The Cleveland Orchestra [ideastream]

Looking ahead to 2020, the Cleveland Orchestra plans an opera to get people talking. Classical music often offers an escape from current events, but the orchestra hopes to prompt reflection on issues that are rocking our modern lives. 

This coming May, the orchestra will perform a 1937 opera that was condemned by Germany’s Nazi regime during the run-up to World War II. The music and the plot of Alban Berg’s “Lulu” were dismissed as a “Jewish intellectual infection.” Orchestra CEO Andre Gremillet said “Lulu” will be the center of a festival -- a series of collaborations with area cultural institutions, like the Cleveland Museum of Art and the Maltz Museum of Jewish Heritage. The festival will include a series of concerts, panel discussions and film screenings.

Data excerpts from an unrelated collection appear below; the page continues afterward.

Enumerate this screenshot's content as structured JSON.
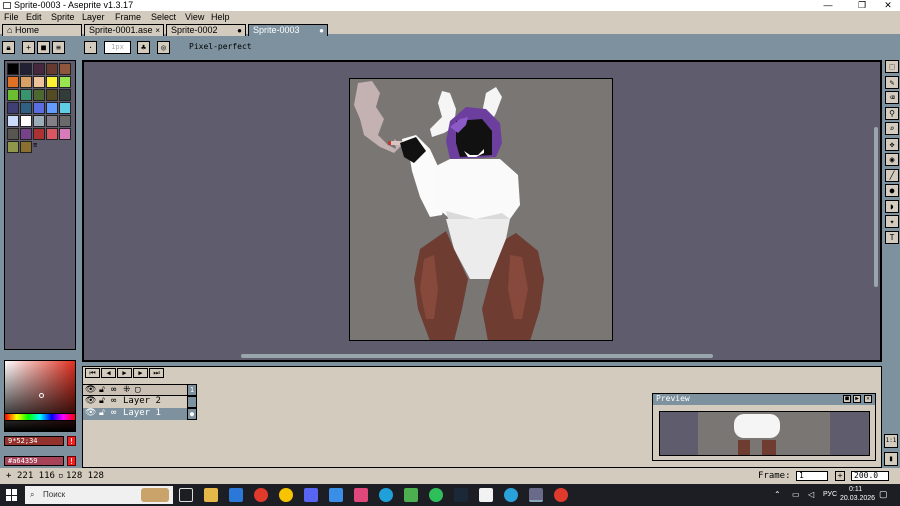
{
  "window": {
    "title": "Sprite-0003 - Aseprite v1.3.17",
    "minimize": "—",
    "maximize": "❐",
    "close": "✕"
  },
  "menu": [
    "File",
    "Edit",
    "Sprite",
    "Layer",
    "Frame",
    "Select",
    "View",
    "Help"
  ],
  "tabs": [
    {
      "label": "Home",
      "icon": "home-icon"
    },
    {
      "label": "Sprite-0001.ase",
      "closable": "×"
    },
    {
      "label": "Sprite-0002",
      "closable": "●"
    },
    {
      "label": "Sprite-0003",
      "closable": "●"
    }
  ],
  "context_bar": {
    "brush_size": "1px",
    "pixel_perfect_label": "Pixel-perfect"
  },
  "palette": {
    "colors": [
      "#000000",
      "#222034",
      "#45283c",
      "#663931",
      "#8f563b",
      "#df7126",
      "#d9a066",
      "#eec39a",
      "#fbf236",
      "#99e550",
      "#6abe30",
      "#37946e",
      "#4b692f",
      "#524b24",
      "#323c39",
      "#3f3f74",
      "#306082",
      "#5b6ee1",
      "#639bff",
      "#5fcde4",
      "#cbdbfc",
      "#ffffff",
      "#9badb7",
      "#847e87",
      "#696a6a",
      "#595652",
      "#76428a",
      "#ac3232",
      "#d95763",
      "#d77bba",
      "#8f974a",
      "#8a6f30"
    ],
    "more_label": "≡"
  },
  "color_fields": [
    {
      "value": "9*52;34",
      "bg": "#93322d"
    },
    {
      "value": "#a64359",
      "bg": "#a64359"
    }
  ],
  "timeline": {
    "controls": [
      "⏮",
      "◀",
      "▶",
      "▶",
      "⏭"
    ],
    "layers": [
      {
        "name": "",
        "selected": false
      },
      {
        "name": "Layer 2",
        "selected": false
      },
      {
        "name": "Layer 1",
        "selected": true
      }
    ],
    "frame_header": "1"
  },
  "preview": {
    "title": "Preview"
  },
  "status": {
    "position": "221 116",
    "size": "128 128",
    "frame_label": "Frame:",
    "frame_value": "1",
    "zoom": "200.0"
  },
  "right_tools": [
    "marquee-tool",
    "pencil-tool",
    "eraser-tool",
    "eyedropper-tool",
    "zoom-tool",
    "move-tool",
    "fill-tool",
    "line-tool",
    "ellipse-tool",
    "contour-tool",
    "blur-tool",
    "text-tool"
  ],
  "taskbar": {
    "search": "Поиск",
    "lang": "РУС",
    "time": "0:11",
    "date": "20.03.2026"
  }
}
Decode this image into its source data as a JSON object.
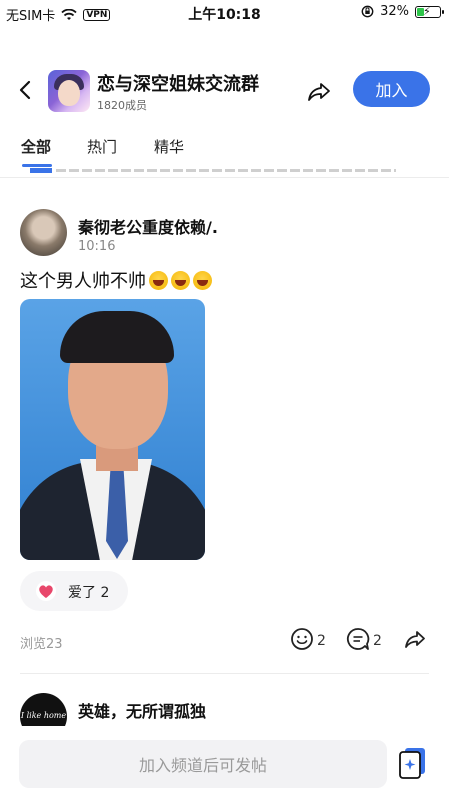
{
  "status_bar": {
    "carrier": "无SIM卡",
    "vpn": "VPN",
    "time": "上午10:18",
    "battery": "32%",
    "battery_level": 0.32
  },
  "header": {
    "group_name": "恋与深空姐妹交流群",
    "members": "1820成员",
    "join_label": "加入"
  },
  "tabs": [
    {
      "label": "全部",
      "active": true
    },
    {
      "label": "热门",
      "active": false
    },
    {
      "label": "精华",
      "active": false
    }
  ],
  "post": {
    "author": "秦彻老公重度依赖/.",
    "time": "10:16",
    "text": "这个男人帅不帅",
    "reaction_label": "爱了 2",
    "views": "浏览23",
    "emoji_count": "2",
    "comment_count": "2"
  },
  "next_post": {
    "author": "英雄，无所谓孤独",
    "avatar_text": "I like home"
  },
  "composer": {
    "placeholder": "加入频道后可发帖"
  },
  "colors": {
    "accent": "#3a73e8"
  }
}
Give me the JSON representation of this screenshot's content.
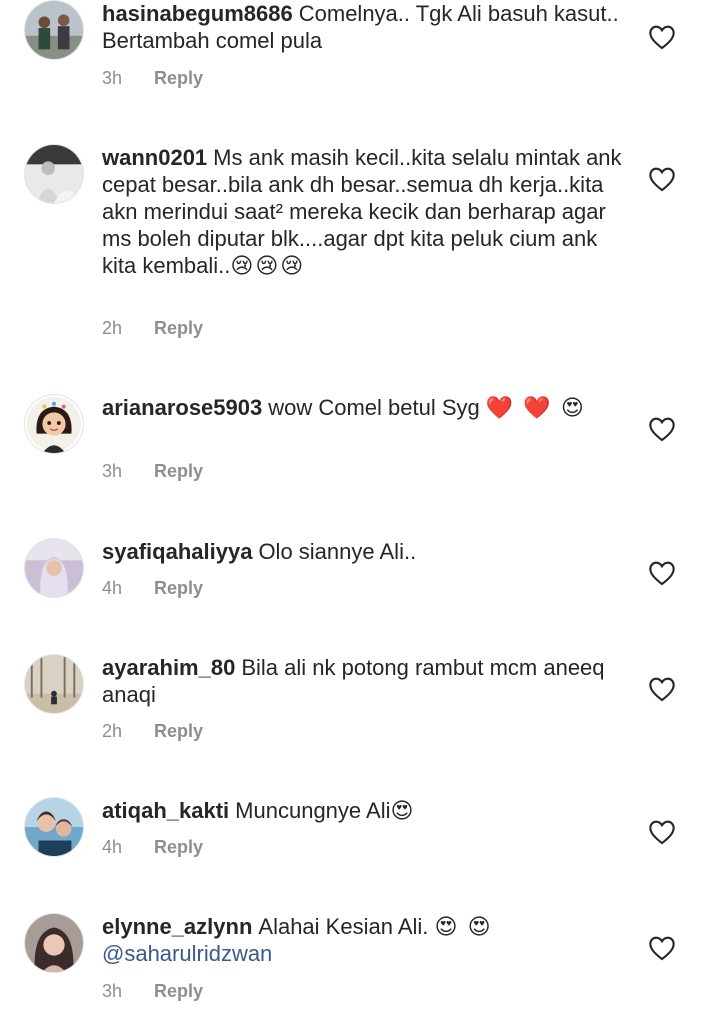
{
  "comments": [
    {
      "username": "hasinabegum8686",
      "text": "Comelnya.. Tgk Ali basuh kasut.. Bertambah comel pula",
      "emoji": "",
      "mention": "",
      "time": "3h",
      "reply": "Reply",
      "avatar": "group-photo-avatar"
    },
    {
      "username": "wann0201",
      "text": "Ms ank masih kecil..kita selalu mintak ank cepat besar..bila ank dh besar..semua dh kerja..kita akn merindui saat² mereka kecik dan berharap agar ms boleh diputar blk....agar dpt kita peluk cium ank kita kembali..",
      "emoji": "😢😢😢",
      "mention": "",
      "time": "2h",
      "reply": "Reply",
      "avatar": "grayscale-photo-avatar"
    },
    {
      "username": "arianarose5903",
      "text": "wow Comel betul Syg",
      "emoji": "❤️ ❤️ 😍",
      "mention": "",
      "time": "3h",
      "reply": "Reply",
      "avatar": "cartoon-girl-avatar"
    },
    {
      "username": "syafiqahaliyya",
      "text": "Olo siannye Ali..",
      "emoji": "",
      "mention": "",
      "time": "4h",
      "reply": "Reply",
      "avatar": "hijab-photo-avatar"
    },
    {
      "username": "ayarahim_80",
      "text": "Bila ali nk potong rambut mcm aneeq anaqi",
      "emoji": "",
      "mention": "",
      "time": "2h",
      "reply": "Reply",
      "avatar": "forest-photo-avatar"
    },
    {
      "username": "atiqah_kakti",
      "text": "Muncungnye Ali",
      "emoji": "😍",
      "mention": "",
      "time": "4h",
      "reply": "Reply",
      "avatar": "selfie-photo-avatar"
    },
    {
      "username": "elynne_azlynn",
      "text": "Alahai Kesian Ali.",
      "emoji": "😍 😍",
      "mention": "@saharulridzwan",
      "time": "3h",
      "reply": "Reply",
      "avatar": "portrait-photo-avatar"
    }
  ],
  "colors": {
    "text": "#262626",
    "meta": "#8e8e8e",
    "mention": "#385a8c",
    "heart_stroke": "#262626"
  },
  "icons": {
    "like": "heart-outline-icon"
  }
}
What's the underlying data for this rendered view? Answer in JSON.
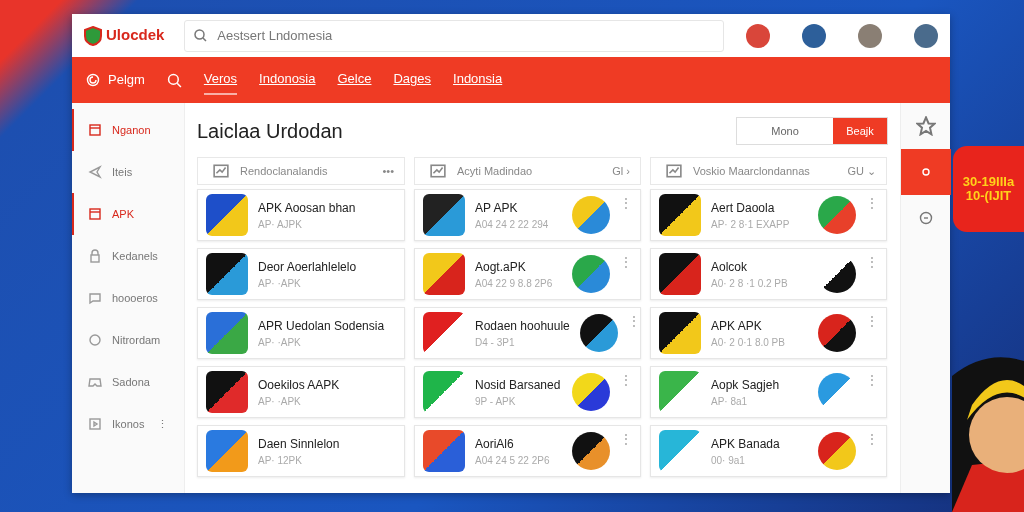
{
  "header": {
    "logo": "Ulocdek",
    "search": {
      "placeholder": "Aestsert Lndomesia"
    },
    "avatars": [
      {
        "color": "#d9463a"
      },
      {
        "color": "#2d5f9a"
      },
      {
        "color": "#8a7f74"
      },
      {
        "color": "#4a6b8c"
      }
    ]
  },
  "nav": {
    "brand": "Pelgm",
    "items": [
      {
        "label": "Veros",
        "selected": true
      },
      {
        "label": "Indonosia",
        "selected": false
      },
      {
        "label": "Gelce",
        "selected": false
      },
      {
        "label": "Dages",
        "selected": false
      },
      {
        "label": "Indonsia",
        "selected": false
      }
    ]
  },
  "sidebar": {
    "items": [
      {
        "label": "Nganon",
        "selected": true
      },
      {
        "label": "Iteis",
        "selected": false
      },
      {
        "label": "APK",
        "selected": true
      },
      {
        "label": "Kedanels",
        "selected": false
      },
      {
        "label": "hoooeros",
        "selected": false
      },
      {
        "label": "Nitrordam",
        "selected": false
      },
      {
        "label": "Sadona",
        "selected": false
      },
      {
        "label": "Ikonos",
        "selected": false,
        "menu": "⋮"
      }
    ]
  },
  "main": {
    "title": "Laiclaa Urdodan",
    "toggle": [
      {
        "label": "Mono",
        "selected": false
      },
      {
        "label": "Beajk",
        "selected": true
      }
    ],
    "columns": [
      {
        "title": "Rendoclanalandis",
        "action": "•••",
        "apps": [
          {
            "name": "APK Aoosan bhan",
            "meta": "AP· AJPK"
          },
          {
            "name": "Deor Aoerlahlelelo",
            "meta": "AP· ·APK"
          },
          {
            "name": "APR Uedolan Sodensia",
            "meta": "AP· ·APK"
          },
          {
            "name": "Ooekilos AAPK",
            "meta": "AP· ·APK"
          },
          {
            "name": "Daen Sinnlelon",
            "meta": "AP· 12PK"
          }
        ]
      },
      {
        "title": "Acyti Madindao",
        "action": "Gl ›",
        "apps": [
          {
            "name": "AP APK",
            "meta": "A04 24 2 22 294",
            "menu": "⋮"
          },
          {
            "name": "Aogt.aPK",
            "meta": "A04 22 9 8.8 2P6",
            "menu": "⋮"
          },
          {
            "name": "Rodaen hoohuule",
            "meta": "D4 - 3P1",
            "menu": "⋮"
          },
          {
            "name": "Nosid Barsaned",
            "meta": "9P - APK",
            "menu": "⋮"
          },
          {
            "name": "AoriAl6",
            "meta": "A04 24 5 22 2P6",
            "menu": "⋮"
          }
        ]
      },
      {
        "title": "Voskio Maarclondannas",
        "action": "GU ⌄",
        "apps": [
          {
            "name": "Aert Daoola",
            "meta": "AP· 2 8·1 EXAPP",
            "menu": "⋮"
          },
          {
            "name": "Aolcok",
            "meta": "A0· 2 8 ·1 0.2 PB",
            "menu": "⋮"
          },
          {
            "name": "APK APK",
            "meta": "A0· 2 0·1 8.0 PB",
            "menu": "⋮"
          },
          {
            "name": "Aopk Sagjeh",
            "meta": "AP· 8a1",
            "menu": "⋮"
          },
          {
            "name": "APK Banada",
            "meta": "00· 9a1",
            "menu": "⋮"
          }
        ]
      }
    ]
  },
  "rail": [
    {
      "selected": false
    },
    {
      "selected": true
    },
    {
      "selected": false
    }
  ],
  "promo": {
    "lines": [
      "30-19IIIa",
      "10-(IJIT"
    ]
  }
}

"The whole goal of this, of this festival, is really to spur some discussion about the role of art in society," said Gremillet. "The way government censorship can play in, and prejudice as a larger theme." 

In the new year, the orchestra will also continue playing for audiences beyond Northeast Ohio. The orchestra performs a two-week Miami residency in January, followed by seven performances in Europe and four dates in the United Arab Emirates starting in March.

David C. Barnett was a senior arts & culture reporter for Ideastream Public Media. He retired in October 2022.